At one time, it seemed that Beijing, for its own reasons, wanted to work with the U.S. Washington, in turn responded to Chinese overtures. Since Nixon’s trip to Beijing in 1972, the U.S. “engaged” the Chinese to bring them into the international community. The concept was that our generous policies would avoid the devastation that Germany and Japan precipitated last century. The American approach proved durable, despite tumultuous change over the course of four decades, precisely because it was consistent with our conception of our global role as the ultimate guarantor of peace and stability. The policy of engagement of China was enlightened, far-sighted, and generous.
It was also a mistake.
Beijing prospered because of America’s engagement, and while the Chinese required help, they seemed to accept the world as it was. Now, however, they believe they no longer need others and are therefore trying to change the world for the worse. China is not only claiming territories of others but also trying to close off international waters and airspace; proliferating nuclear weapons technology to Iran; supplying equipment to North Korea’s ballistic missile program; supporting rogue elements around the globe; launching cyber attacks on free societies; undermining human rights norms, and engaging in predatory trade tactics that helped tip the global economy over the edge in 2008.
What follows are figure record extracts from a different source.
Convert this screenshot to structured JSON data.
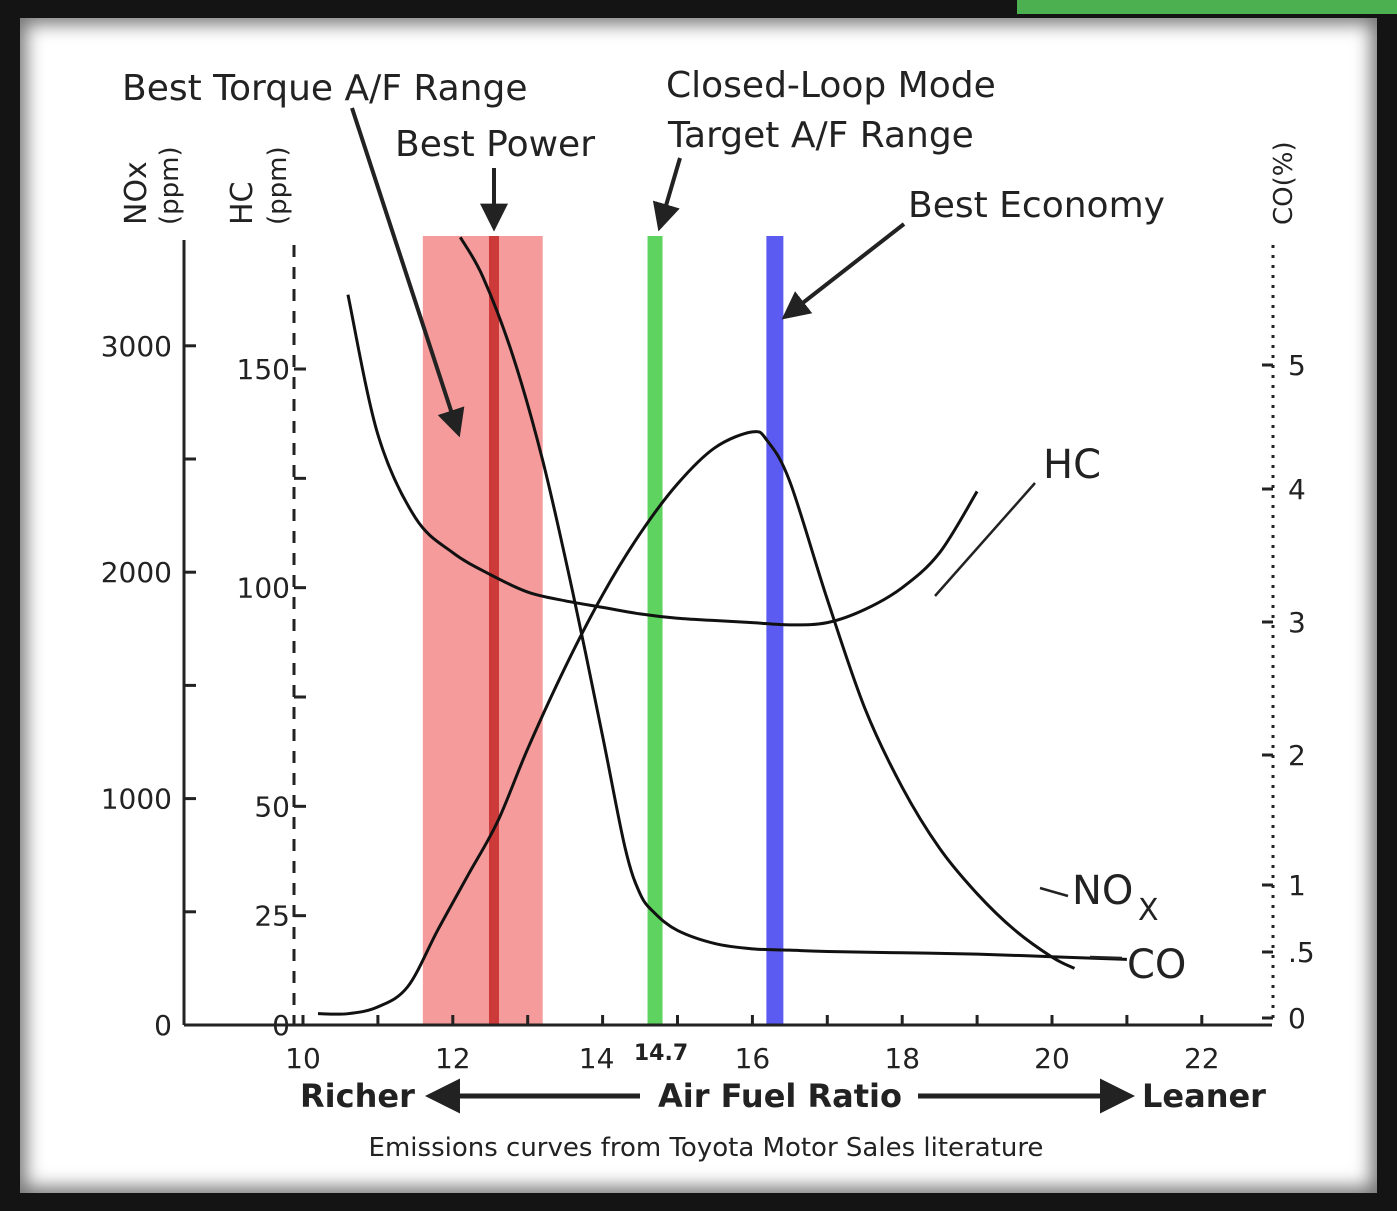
{
  "chart_data": {
    "type": "line",
    "caption": "Emissions curves from Toyota Motor Sales literature",
    "x_axis": {
      "range": [
        10,
        23
      ],
      "ticks": [
        10,
        11,
        12,
        13,
        14,
        15,
        16,
        17,
        18,
        19,
        20,
        21,
        22
      ],
      "tick_labels": [
        "10",
        "12",
        "14",
        "14.7",
        "16",
        "18",
        "20",
        "22"
      ],
      "label": "Air Fuel Ratio",
      "left_label": "Richer",
      "right_label": "Leaner"
    },
    "axes": {
      "nox": {
        "title": "NOx",
        "unit": "(ppm)",
        "ticks": [
          "0",
          "1000",
          "2000",
          "3000"
        ],
        "range": [
          0,
          3500
        ]
      },
      "hc": {
        "title": "HC",
        "unit": "(ppm)",
        "ticks": [
          "0",
          "25",
          "50",
          "100",
          "150"
        ],
        "range": [
          0,
          175
        ]
      },
      "co": {
        "title": "CO(%)",
        "ticks": [
          "0",
          ".5",
          "1",
          "2",
          "3",
          "4",
          "5"
        ],
        "range": [
          0,
          6
        ]
      }
    },
    "series": [
      {
        "name": "HC",
        "axis": "hc",
        "x": [
          10.6,
          11.0,
          11.5,
          12.0,
          12.5,
          13.0,
          13.5,
          14.0,
          14.5,
          15.0,
          15.5,
          16.0,
          16.5,
          17.0,
          17.5,
          18.0,
          18.5,
          19.0
        ],
        "y": [
          167,
          135,
          116,
          108,
          103,
          99,
          97,
          95.5,
          94,
          93,
          92.5,
          92,
          91.5,
          92,
          95,
          100,
          108,
          122
        ]
      },
      {
        "name": "NOx",
        "axis": "nox",
        "x": [
          10.2,
          10.6,
          11.0,
          11.4,
          11.8,
          12.2,
          12.6,
          13.0,
          13.5,
          14.0,
          14.5,
          15.0,
          15.5,
          16.0,
          16.2,
          16.5,
          17.0,
          17.5,
          18.0,
          18.5,
          19.0,
          19.5,
          20.0,
          20.3
        ],
        "y": [
          50,
          50,
          80,
          170,
          420,
          660,
          900,
          1220,
          1580,
          1900,
          2170,
          2390,
          2550,
          2620,
          2580,
          2400,
          1880,
          1400,
          1050,
          780,
          580,
          420,
          300,
          250
        ]
      },
      {
        "name": "CO",
        "axis": "co",
        "x": [
          12.1,
          12.4,
          12.8,
          13.2,
          13.6,
          14.0,
          14.3,
          14.5,
          14.7,
          15.0,
          15.5,
          16.0,
          16.5,
          17.0,
          18.0,
          19.0,
          20.0,
          21.0
        ],
        "y": [
          6.0,
          5.7,
          5.1,
          4.3,
          3.3,
          2.2,
          1.35,
          1.0,
          0.85,
          0.72,
          0.62,
          0.58,
          0.57,
          0.56,
          0.55,
          0.54,
          0.52,
          0.5
        ]
      }
    ],
    "bands": [
      {
        "label": "Best Torque A/F Range",
        "from": 11.6,
        "to": 13.2,
        "color": "#f59b9b"
      },
      {
        "label": "Best Power",
        "at": 12.55,
        "color": "#cc3a3a"
      },
      {
        "label": "Closed-Loop Mode Target A/F Range",
        "at": 14.7,
        "color": "#5fd35f"
      },
      {
        "label": "Best Economy",
        "at": 16.3,
        "color": "#5b5bf2"
      }
    ],
    "annotations": {
      "best_torque": "Best Torque A/F Range",
      "best_power": "Best Power",
      "closed_loop_1": "Closed-Loop Mode",
      "closed_loop_2": "Target A/F Range",
      "best_economy": "Best Economy",
      "hc": "HC",
      "nox_main": "NO",
      "nox_sub": "X",
      "co": "CO"
    }
  }
}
Beijing has gone on a bender. Soon after President Obama’s troubled summit in the Chinese capital in November 2009, China dropped all pretense and started openly to challenge the American-led international system. Chinese diplomats, officials, and officers spent less time explaining, persuading, and cajoling and more time complaining, pressuring, and threatening. In early 2010, China’s flag officers and senior colonels made a point of publicly talking about fighting a war — a “hand-to-hand fight with the U.S.,” as one put it — in the near future. China, as Robert Sutter of George Washington University points out, is the only major power actively planning to kill Americans, and, judging from public comments, China’s senior officers are relishing the prospect of doing so.
IT IS NOT HARD to understand how China became a militant state. First, Chinese leaders became arrogant, evidently believing they were leading the world’s next great power. They saw economic turmoil elsewhere and told us through their media that the United States and the rest of the West were in terminal decline.
Second, the ruling Communist Party was going through a tumultuous leadership transition that, despite appearances, is still not completed. As the so-called Fourth Generation, led by Hu Jintao, gave way to the Fifth, under the command of Xi Jinping, feuding civilians sought support for their personal political ambitions from the flag officers of the People’s Liberation Army. Consequently, the generals and admirals effectively became arbiters in the Party’s increasingly rough game of politics. And in a time of political transition, almost no civilian leader was in a position — or willing to take a risk — to tell the top brass what to do. As a result, the military gained substantial influence, perhaps becoming the most powerful faction in the Communist Party.